Dorothy Hood was a writer and an Abstract Surrealist painter. She was born in Bryan, Texas in 1918, While she was in high school, her art teacher entering one of her paintings in a competition that won her a National Scholastic Scholarship to the Rhode Island School of Design. She studied there, as well as at the Art Students League, in New York City, where, in her early to mid-twenties, she became part of the circle of leading artists and writers of Europe and Mexico.
She traveled to Mexico in 1941, and had her first exhibition– a mix of realist gouache and oil self-portraits, portraits of families and children, and paintings of animals– at the Gama Gallery in Mexico City. The volcano, Paracutin, erupted the night before her show opened. Critics, in their reviews of the show, are said to have demanded, 'who could say the gods were unaware of Dorothy Hood and her paintings?'
She married Velasco Maidana, a Bolivian conductor and composer, and while they lived in Mexico for the next nineteen years, she also traveled widely, including in Central, South and North America. Hood was in New York studying for most of 1945, where she was influenced by James Thrall Soby's book, After Picasso, to produced some drawings. One of these was shown by a friend to Soby, an important curatorial figure at the Museum of Modern Art. Soby hung Hood's drawing in his office and included it in a major traveling exhibition in the United States. This meant that Dorothy Hood, at the age of twenty-seven, was exhibiting alongside the works of Picasso and Matisse in an exhibition sponsored by a major American museum.
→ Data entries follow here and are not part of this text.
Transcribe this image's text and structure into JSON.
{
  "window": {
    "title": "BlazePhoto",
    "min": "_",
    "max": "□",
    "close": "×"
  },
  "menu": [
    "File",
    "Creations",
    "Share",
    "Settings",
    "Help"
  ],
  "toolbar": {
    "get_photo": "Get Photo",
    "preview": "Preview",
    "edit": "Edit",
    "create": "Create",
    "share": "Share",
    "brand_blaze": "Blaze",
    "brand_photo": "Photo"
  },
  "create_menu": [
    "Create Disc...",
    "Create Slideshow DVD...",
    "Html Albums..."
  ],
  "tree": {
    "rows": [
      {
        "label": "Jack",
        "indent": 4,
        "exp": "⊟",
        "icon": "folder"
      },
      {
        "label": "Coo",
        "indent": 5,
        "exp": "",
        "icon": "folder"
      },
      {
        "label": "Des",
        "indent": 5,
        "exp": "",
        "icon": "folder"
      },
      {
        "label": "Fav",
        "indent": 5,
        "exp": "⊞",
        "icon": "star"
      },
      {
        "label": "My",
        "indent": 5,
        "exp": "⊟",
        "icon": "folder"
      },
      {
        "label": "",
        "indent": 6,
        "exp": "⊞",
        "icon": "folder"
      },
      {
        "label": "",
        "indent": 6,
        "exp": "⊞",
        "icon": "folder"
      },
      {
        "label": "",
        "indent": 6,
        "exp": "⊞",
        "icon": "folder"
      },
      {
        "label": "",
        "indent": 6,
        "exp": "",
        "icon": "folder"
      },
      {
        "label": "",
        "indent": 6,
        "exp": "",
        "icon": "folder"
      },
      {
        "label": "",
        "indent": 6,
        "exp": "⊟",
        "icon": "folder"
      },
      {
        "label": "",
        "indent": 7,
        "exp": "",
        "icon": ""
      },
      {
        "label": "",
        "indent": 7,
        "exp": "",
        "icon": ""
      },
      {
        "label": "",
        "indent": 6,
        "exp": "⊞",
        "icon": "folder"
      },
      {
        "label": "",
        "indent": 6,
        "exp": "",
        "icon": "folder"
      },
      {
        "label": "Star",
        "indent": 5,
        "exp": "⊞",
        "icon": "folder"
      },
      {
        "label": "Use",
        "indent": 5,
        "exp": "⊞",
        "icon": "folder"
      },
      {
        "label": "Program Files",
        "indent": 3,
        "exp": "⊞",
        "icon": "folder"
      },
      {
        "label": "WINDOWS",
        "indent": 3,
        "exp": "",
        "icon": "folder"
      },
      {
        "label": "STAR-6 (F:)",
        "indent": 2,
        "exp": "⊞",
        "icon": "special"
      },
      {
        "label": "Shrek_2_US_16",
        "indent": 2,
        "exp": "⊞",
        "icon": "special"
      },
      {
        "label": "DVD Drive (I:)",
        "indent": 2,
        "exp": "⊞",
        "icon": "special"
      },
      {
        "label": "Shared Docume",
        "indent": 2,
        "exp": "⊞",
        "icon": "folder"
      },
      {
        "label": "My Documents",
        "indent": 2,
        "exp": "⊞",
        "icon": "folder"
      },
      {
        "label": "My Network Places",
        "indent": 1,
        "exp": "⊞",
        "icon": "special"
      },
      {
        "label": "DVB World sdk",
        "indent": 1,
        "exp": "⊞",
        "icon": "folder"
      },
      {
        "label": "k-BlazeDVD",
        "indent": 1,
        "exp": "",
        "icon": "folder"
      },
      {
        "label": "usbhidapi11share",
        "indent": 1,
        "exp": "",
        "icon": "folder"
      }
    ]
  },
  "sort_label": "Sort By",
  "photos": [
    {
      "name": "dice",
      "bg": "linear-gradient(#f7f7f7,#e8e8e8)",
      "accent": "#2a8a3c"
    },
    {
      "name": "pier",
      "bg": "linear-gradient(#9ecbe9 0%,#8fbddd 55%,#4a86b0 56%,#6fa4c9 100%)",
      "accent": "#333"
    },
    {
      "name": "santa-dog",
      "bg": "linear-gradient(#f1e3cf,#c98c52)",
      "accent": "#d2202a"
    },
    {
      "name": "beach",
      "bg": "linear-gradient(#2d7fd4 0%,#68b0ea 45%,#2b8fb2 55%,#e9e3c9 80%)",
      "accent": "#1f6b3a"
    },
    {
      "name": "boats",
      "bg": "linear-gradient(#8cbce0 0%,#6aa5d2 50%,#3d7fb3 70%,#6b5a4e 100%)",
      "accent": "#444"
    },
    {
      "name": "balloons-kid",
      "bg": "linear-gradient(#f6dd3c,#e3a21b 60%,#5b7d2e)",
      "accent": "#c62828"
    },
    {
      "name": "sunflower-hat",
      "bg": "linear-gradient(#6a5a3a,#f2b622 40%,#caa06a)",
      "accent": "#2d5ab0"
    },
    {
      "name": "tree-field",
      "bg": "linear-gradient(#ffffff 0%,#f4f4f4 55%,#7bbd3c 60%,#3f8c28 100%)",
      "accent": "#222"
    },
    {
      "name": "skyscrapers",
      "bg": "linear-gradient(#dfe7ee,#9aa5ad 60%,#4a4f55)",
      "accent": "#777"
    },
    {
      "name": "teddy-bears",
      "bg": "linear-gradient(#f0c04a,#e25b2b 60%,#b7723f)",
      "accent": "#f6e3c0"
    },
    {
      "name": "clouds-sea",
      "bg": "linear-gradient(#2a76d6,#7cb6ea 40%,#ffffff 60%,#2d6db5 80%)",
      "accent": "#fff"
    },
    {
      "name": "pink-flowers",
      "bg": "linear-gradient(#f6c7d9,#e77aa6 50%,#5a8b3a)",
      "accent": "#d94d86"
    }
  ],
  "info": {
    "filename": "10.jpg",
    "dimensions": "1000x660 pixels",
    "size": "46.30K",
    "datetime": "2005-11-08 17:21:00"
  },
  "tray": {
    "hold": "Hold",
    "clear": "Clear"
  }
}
In 1950 at age thirty two, Hood had a solo exhibition at the Willard Gallery at a time when it was difficult for women to gain exhibitions. Marian Willard saw it, and through her, Hood met artist Mark Tobey and the Director of the Ahrensberg Atelier in Switzerland. These associations led to relationships with many European art dealers.
She and her husband were back in Texas by 1961, and she became a prominent teacher at the Houston School of Art of the Museum of Fine Arts. Hood was profoundly affected by the American space program and the movie 2001: A Space Odyssey and later said they inspired her to paint the vastness of the universe.
In 1962, she began exhibiting her work at a major gallery in Houston, and had five solo exhibitions at major Texas museums beginning in 1971. In 1973, she won a Childe Hassam Purchase Prize at the American Academy and Institute of Arts and Letters in New York City. A thirty-year retrospective traveling exhibition curated by the Everson Museum in Syracuse helped establish her national reputation, which grew into an international reputation through exhibitions and commissions in New York, Canada and Europe.
She died on November 3, 2000, at the age of 82. The South Texas Institute of the Arts acquired Hood's estate in 2002 and mounted its first major exhibition of her works, including a recreation of her studio, in spring 2003.
Her life and work embraced much of the 20th Century in Mexico and the United States. She was regarded as a pioneer for her exceptional use of color and daring techniques. A prolific painter, she produced large-scale canvases awash with intense color. She also worked in ink, printmaking and collage. Hood was close friends with Jose Clemente Orozco, a famous Mexican muralist, and he had a great influence on her artistically. A poet as well as a painter, Dorothy Hood has had two films made about her: From the Heart, 1982, and Dorothy Hood: The Color of Life, 1985.